So…Youre Going to Kill the Family Pet. What Do You Tell the Kids?Sunny Chanel
I was six hundred miles away from home when we decided we would kill our dog. Our beloved 12-year-old Beagle named Boise was dying. She had been unwell for weeks, if not months, but not in a “she’s gonna die soon” sort of way but what we thought was rather a mere, “she’s just getting old.”
Her decline came fast and swift. I had no reason to believe that the walk I took her on before I left town would be the last trek I would take her on. But there I was in a swank hotel in Los Angeles attending a press junket, texting about our now very sick Beagle all night long with a distraught husband and six-year-old. A six year old who should have been in bed but instead was by her dad’s side at the emergency veterinary clinic in the middle of the night. During that time, our daughter didn’t anticipate that our dog was dying, just that she was sick and in her experience thus far, the sick get better.
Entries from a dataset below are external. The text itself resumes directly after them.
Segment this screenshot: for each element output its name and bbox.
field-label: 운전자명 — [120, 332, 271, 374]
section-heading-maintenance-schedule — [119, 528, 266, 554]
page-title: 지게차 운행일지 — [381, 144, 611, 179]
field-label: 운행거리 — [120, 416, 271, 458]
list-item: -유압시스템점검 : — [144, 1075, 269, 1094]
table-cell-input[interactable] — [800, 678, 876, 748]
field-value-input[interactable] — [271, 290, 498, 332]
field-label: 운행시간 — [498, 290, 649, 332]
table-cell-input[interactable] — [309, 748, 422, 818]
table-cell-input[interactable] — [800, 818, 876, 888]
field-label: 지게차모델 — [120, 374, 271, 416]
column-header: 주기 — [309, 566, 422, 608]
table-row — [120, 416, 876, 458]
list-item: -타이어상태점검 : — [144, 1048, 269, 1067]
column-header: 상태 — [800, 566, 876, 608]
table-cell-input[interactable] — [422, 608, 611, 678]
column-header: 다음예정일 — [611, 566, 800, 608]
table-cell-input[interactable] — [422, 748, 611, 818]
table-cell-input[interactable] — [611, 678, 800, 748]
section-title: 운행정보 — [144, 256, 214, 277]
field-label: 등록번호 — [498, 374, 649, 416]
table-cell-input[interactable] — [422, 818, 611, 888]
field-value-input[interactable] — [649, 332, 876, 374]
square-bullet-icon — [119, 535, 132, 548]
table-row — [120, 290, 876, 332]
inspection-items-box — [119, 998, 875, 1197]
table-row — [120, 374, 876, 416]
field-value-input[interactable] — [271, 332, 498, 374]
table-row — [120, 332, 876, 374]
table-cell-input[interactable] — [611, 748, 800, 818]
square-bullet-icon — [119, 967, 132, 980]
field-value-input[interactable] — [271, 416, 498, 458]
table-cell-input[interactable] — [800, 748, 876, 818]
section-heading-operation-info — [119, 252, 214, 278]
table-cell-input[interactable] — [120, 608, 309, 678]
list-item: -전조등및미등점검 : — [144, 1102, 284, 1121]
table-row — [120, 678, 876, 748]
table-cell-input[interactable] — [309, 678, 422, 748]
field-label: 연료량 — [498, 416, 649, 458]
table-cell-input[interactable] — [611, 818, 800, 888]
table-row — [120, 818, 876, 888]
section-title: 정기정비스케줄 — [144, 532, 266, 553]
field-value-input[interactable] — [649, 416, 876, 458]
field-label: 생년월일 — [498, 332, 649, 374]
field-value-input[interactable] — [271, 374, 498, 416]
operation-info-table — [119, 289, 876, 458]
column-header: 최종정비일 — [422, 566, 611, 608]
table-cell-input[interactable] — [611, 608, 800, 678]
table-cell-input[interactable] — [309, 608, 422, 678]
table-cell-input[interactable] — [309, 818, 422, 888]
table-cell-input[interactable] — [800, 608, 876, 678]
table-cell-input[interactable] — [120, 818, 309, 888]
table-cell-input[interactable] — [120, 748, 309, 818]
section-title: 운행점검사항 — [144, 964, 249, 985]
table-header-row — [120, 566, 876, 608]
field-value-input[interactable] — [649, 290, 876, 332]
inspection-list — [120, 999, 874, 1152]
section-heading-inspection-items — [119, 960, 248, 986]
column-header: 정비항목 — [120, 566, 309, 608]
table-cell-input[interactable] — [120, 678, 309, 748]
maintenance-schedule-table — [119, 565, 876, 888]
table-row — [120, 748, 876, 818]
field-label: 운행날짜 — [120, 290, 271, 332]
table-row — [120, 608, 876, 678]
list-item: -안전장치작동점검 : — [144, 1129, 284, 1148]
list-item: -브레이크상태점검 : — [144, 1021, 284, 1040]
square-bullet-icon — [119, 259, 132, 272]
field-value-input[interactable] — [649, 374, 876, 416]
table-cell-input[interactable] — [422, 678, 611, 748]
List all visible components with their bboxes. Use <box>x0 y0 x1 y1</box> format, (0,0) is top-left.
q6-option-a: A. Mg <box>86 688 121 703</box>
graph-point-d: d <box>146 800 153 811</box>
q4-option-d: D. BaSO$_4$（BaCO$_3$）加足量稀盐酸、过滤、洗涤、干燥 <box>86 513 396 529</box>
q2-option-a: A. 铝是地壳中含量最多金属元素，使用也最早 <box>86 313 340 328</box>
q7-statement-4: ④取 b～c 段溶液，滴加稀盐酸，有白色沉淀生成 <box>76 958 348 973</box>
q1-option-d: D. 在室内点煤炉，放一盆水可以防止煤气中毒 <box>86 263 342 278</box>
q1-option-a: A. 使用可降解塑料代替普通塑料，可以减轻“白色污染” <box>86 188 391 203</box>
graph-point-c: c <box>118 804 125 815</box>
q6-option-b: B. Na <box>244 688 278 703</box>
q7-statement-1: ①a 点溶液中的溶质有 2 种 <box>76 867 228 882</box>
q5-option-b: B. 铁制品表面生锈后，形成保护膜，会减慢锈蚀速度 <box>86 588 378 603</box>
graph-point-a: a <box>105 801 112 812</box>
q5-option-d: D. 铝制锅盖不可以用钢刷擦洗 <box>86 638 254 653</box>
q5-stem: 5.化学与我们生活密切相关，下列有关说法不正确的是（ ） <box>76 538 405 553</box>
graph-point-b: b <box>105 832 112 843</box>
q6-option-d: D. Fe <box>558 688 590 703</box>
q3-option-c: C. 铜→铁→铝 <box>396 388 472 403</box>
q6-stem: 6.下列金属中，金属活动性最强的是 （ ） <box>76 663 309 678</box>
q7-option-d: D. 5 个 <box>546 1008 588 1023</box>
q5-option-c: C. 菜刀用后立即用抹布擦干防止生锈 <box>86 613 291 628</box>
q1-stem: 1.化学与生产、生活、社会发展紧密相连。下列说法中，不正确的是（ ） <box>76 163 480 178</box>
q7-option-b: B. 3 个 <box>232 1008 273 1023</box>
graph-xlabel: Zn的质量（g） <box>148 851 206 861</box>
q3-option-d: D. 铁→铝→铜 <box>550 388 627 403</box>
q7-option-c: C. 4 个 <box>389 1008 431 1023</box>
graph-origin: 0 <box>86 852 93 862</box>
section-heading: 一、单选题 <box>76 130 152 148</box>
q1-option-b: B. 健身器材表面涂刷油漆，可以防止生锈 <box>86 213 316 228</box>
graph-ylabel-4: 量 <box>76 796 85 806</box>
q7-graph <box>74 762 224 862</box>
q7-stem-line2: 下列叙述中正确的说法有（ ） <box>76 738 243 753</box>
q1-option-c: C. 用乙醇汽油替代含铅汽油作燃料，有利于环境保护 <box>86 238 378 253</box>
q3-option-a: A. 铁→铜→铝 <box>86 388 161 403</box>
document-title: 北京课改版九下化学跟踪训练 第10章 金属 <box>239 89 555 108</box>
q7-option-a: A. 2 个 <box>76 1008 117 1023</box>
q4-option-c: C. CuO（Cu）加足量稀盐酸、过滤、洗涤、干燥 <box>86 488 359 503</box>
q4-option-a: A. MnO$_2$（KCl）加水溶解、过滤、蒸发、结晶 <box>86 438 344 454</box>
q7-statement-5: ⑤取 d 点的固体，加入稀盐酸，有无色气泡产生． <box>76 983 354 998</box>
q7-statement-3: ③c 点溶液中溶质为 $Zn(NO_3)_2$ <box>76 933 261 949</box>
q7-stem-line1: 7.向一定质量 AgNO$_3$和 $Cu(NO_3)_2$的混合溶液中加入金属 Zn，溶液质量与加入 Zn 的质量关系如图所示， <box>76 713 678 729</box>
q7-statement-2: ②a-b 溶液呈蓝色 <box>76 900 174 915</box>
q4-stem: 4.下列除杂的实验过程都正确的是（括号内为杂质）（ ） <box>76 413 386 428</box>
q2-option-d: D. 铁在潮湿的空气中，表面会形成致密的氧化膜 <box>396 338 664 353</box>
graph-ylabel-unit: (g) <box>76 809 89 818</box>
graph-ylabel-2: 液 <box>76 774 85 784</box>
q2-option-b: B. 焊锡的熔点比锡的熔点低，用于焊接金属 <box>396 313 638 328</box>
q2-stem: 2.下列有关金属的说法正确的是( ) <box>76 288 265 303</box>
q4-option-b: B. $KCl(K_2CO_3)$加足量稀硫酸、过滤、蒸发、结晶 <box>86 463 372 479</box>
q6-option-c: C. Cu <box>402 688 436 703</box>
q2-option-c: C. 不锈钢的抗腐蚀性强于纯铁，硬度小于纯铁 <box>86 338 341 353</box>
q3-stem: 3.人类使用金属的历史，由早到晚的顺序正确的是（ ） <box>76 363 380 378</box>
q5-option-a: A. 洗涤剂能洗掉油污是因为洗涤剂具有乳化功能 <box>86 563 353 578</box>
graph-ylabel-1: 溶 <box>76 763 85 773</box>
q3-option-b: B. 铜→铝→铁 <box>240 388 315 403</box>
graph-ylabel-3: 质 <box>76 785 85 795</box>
But the end for our dog, it was near. There are far more diplomatic and less cruel ways to speak of ending your pets’ life. You can say the simple, “put to sleep,” the charitable, “put them out of their misery,” or the more clinical “euthanize.” But as owners of your pet, if you go with this option you are voluntarily ending your animals life early. The dictionary defines the practice as a “mercy killing.” Yes, using the word “killing” may be a bit extreme, but it was a thought and a word I could not get out my head during our decision to end out dog’s life.
Now the hard part, explaining it to our kindergartner…
I was able to fly back a bit early so I could say goodbye to our dog and so that both my husband and I could be there for our daughter when we gave her the news. But as it turned out, we wouldn’t have much time. Our dog who was diagnosed with liver failure was having seizures in the front seat of the car. Instead of waiting, I just told her, right there on the busy 101 highway in the back of our Volvo station wagon. It was not unlike tearing off a band-aid. No, dilly-dallying. No, chit-chat. No, avoiding the inevitable. We are pretty straight-forward with our daughter. We do encourage her to believe in Santa Claus, the Easter Bunny and the Tooth Fairy, but in more important matters, we find that honesty is the best policy.
Some families (and it depends on the age of the children of course) opt to tell the kids that the dog is leaving to go live on a farm for old canines. Others might say the dog “ran away.” But we told her the truth, albeit without using that problematic “kill” word. I told her that our dog was very, very sick and that she was sadly, not going to get better. We were going to let her sleep for a long, long time. Forever actually. And then our poor dog won’t be in pain anymore. I think, through my tears, I actually even stuttered out the clichéd, “she’ll be in a better place.” And my mature little six-year-old. She got it. She cried a bit. She asked some questions. And because kids are just that resilient she bluntly blurted out mid tear, “so when can we get another dog.”
Have you ever had to put a family pet asleep? If so, how did you tell your kids?